Below is how the reCAPTCHA protection will look like in WordPress comments form.

When the user is challenged, they will see a list of images for verification as shown below.

You can get the complete details of passed and failed requests in your Google reCAPTCHA account’s “Analytics” section.

Adding Simple CAPTCHA

This is the most effective way without disturbing or annoying users. You can use a plugin that offers a mathematical question or image CAPTCHA in the forms.

Math Question CAPTCHA

There are many plugins available for adding this kind of captcha equation to comments and other forms. You can try the AIOWPS plugin for this purpose also. After installing and activating the plugin, go to “WP Security > SPAM Prevention” section. Enable the options under “Comment SPAM”, “BuddyPress” and “BBPress” to protect corresponding forms. You can also enable comment spam IP monitoring to block the IP addresses from where the spam comments are posted.

Similarly, you can enable CAPTCA in login and password reset forms under “WP Security > Brute Force” section.

This plugin will add a simple mathematical equation to protect your site from automated bots. The default login form will look something like below:

The comment submission form will look with a mathematical equation like below:

Image CAPTCHA with Alphanumeric Characters

This is one of the most simple ways to add CAPTCHA protection in WordPress forms out of all available options. You can achieve this will simple plugins like Captcha Code.
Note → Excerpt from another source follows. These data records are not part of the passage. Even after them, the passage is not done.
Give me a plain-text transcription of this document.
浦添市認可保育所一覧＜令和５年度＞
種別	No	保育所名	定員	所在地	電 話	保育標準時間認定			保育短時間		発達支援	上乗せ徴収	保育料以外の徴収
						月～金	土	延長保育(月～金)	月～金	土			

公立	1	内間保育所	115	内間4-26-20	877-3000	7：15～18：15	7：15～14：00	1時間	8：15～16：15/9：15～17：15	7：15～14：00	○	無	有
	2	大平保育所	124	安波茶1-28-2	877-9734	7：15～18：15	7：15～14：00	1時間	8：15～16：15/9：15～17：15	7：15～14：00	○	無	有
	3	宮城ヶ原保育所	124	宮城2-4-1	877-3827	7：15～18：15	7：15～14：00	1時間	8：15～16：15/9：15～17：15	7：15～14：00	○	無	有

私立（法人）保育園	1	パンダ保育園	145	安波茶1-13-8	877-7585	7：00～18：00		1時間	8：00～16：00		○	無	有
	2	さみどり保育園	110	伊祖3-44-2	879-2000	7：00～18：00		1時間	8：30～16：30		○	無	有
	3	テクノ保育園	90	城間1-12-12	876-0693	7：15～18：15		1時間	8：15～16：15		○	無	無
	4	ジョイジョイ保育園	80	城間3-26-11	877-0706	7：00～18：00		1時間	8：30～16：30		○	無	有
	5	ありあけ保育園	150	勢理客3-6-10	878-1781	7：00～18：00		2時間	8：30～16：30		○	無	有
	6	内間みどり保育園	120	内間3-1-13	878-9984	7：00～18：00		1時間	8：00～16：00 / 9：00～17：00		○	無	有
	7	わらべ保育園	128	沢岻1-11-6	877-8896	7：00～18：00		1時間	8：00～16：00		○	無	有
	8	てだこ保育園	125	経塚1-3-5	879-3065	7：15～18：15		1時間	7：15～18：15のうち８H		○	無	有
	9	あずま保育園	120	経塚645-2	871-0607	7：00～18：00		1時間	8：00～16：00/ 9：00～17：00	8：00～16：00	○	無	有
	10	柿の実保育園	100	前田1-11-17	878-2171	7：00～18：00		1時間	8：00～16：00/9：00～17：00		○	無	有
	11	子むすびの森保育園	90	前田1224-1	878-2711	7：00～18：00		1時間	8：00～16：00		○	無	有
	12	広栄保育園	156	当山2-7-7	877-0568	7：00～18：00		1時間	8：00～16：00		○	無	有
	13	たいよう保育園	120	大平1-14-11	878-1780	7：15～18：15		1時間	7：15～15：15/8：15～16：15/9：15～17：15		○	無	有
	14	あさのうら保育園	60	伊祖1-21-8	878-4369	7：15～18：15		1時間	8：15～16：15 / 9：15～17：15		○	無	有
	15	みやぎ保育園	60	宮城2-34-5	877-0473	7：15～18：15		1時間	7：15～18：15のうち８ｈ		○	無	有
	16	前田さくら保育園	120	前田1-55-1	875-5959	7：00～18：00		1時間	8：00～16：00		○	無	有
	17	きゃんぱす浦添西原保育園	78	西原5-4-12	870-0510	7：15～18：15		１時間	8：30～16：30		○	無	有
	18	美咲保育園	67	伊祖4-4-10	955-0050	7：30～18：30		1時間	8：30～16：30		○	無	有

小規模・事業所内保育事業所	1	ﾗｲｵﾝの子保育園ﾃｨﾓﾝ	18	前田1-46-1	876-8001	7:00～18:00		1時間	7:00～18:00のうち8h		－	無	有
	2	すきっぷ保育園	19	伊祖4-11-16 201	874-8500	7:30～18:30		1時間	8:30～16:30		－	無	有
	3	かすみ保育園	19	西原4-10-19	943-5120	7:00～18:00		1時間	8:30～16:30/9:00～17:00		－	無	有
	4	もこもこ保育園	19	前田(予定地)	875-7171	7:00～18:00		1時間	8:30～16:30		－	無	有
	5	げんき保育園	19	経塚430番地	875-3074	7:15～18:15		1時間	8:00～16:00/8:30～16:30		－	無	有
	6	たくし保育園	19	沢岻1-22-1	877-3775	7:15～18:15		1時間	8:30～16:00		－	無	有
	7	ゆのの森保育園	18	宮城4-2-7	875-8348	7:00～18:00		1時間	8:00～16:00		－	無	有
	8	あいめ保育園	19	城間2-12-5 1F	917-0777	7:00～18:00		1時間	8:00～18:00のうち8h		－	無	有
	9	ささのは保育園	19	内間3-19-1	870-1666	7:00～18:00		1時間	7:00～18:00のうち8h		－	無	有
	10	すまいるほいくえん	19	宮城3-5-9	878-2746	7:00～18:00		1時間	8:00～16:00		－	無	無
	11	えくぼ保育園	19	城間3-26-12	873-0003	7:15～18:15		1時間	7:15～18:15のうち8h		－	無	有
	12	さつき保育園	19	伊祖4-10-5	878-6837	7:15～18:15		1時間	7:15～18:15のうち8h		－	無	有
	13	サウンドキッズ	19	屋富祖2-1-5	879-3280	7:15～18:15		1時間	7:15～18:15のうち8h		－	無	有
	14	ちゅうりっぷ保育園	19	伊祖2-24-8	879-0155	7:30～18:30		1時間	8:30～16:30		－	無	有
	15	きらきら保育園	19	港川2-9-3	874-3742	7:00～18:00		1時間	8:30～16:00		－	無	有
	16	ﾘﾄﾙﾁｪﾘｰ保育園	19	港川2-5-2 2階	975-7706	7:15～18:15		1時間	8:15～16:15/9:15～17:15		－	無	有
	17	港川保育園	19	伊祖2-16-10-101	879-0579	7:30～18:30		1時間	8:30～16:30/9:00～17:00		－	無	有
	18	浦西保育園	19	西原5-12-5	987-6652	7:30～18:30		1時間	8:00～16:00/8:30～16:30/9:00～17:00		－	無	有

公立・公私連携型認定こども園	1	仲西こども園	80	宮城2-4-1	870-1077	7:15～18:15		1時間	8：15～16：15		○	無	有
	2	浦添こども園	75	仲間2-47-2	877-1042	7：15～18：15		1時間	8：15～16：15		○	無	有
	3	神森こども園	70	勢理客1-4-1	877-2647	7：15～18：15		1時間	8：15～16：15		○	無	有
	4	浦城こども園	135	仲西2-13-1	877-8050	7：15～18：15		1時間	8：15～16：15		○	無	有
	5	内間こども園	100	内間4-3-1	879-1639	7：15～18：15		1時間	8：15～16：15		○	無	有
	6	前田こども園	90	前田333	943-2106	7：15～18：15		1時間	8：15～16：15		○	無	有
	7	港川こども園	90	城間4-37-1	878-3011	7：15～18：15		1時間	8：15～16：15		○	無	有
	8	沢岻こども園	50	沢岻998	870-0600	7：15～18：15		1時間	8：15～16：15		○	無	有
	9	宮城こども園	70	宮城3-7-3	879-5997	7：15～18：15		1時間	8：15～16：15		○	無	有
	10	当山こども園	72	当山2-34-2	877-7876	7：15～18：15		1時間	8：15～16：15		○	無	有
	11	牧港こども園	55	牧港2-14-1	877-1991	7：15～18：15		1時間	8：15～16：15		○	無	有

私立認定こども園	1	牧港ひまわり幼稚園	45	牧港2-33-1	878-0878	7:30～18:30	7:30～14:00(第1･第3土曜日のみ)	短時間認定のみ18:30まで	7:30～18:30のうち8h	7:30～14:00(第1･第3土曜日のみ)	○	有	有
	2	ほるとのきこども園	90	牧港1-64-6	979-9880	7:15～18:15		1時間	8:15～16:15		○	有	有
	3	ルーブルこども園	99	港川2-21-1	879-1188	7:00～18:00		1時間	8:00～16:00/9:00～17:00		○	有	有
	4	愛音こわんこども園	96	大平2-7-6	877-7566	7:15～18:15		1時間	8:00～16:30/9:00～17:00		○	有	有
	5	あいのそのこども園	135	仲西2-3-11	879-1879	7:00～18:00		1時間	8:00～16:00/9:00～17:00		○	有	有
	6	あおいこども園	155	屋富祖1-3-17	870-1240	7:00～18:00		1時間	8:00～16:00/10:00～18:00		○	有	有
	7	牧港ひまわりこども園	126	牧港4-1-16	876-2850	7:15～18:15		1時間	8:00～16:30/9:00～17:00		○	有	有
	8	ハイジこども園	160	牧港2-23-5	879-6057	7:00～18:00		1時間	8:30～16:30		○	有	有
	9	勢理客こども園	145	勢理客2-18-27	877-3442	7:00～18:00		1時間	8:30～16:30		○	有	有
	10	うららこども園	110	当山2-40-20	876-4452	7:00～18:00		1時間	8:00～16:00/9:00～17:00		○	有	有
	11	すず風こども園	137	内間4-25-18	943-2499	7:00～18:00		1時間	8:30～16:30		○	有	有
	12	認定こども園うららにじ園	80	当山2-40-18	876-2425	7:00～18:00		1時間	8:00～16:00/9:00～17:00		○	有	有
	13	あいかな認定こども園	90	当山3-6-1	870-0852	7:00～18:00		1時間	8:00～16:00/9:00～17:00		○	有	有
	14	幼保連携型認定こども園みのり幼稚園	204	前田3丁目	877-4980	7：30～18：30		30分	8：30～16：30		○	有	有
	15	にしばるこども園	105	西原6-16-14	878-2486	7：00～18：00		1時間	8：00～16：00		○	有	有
After installing and activating Captcha Code plugin, go to “Settings > Captcha Settings” section.

• Select capital or small or both letters to be shown in the CAPTCHA image.
• Choose the CAPTCHA type as alphanumeric, alphabets only or numbers only.
• The plugin allows you to show 3 to 6 characters in the CAPTCHA image.
• Enable or disable CAPTCHA protection for login, register, lost password and comments form.
• You also have an option to disable CAPTCHA for logged in users to offer good user experience for logged in users.  

We recommend selecting capital letters, alphabets only and 3 characters. This will make the CAPTCHA easier for users while protecting your form. It will look simple on the forms like below:

Check out this article if you are not seeing the image captcha on forms.

Final Words

As mentioned, internet is filled with automated bots and hackers. Common WordPress setup makes the bots and hackers work much easier by sending automated queries to your forms. Good part is that you have plenty of simple plugins to add CAPTCHA protection in WordPress forms. This will help to stop bots as well save your time. If you are a single user managing the site, it is also a good idea to change the login URL for added security. Remember that image and math captcha solutions will not work with most of the caching plugins like WP Rocket. In such a case, you may need to use Google reCAPTCHA which will work with WordPress caching setup.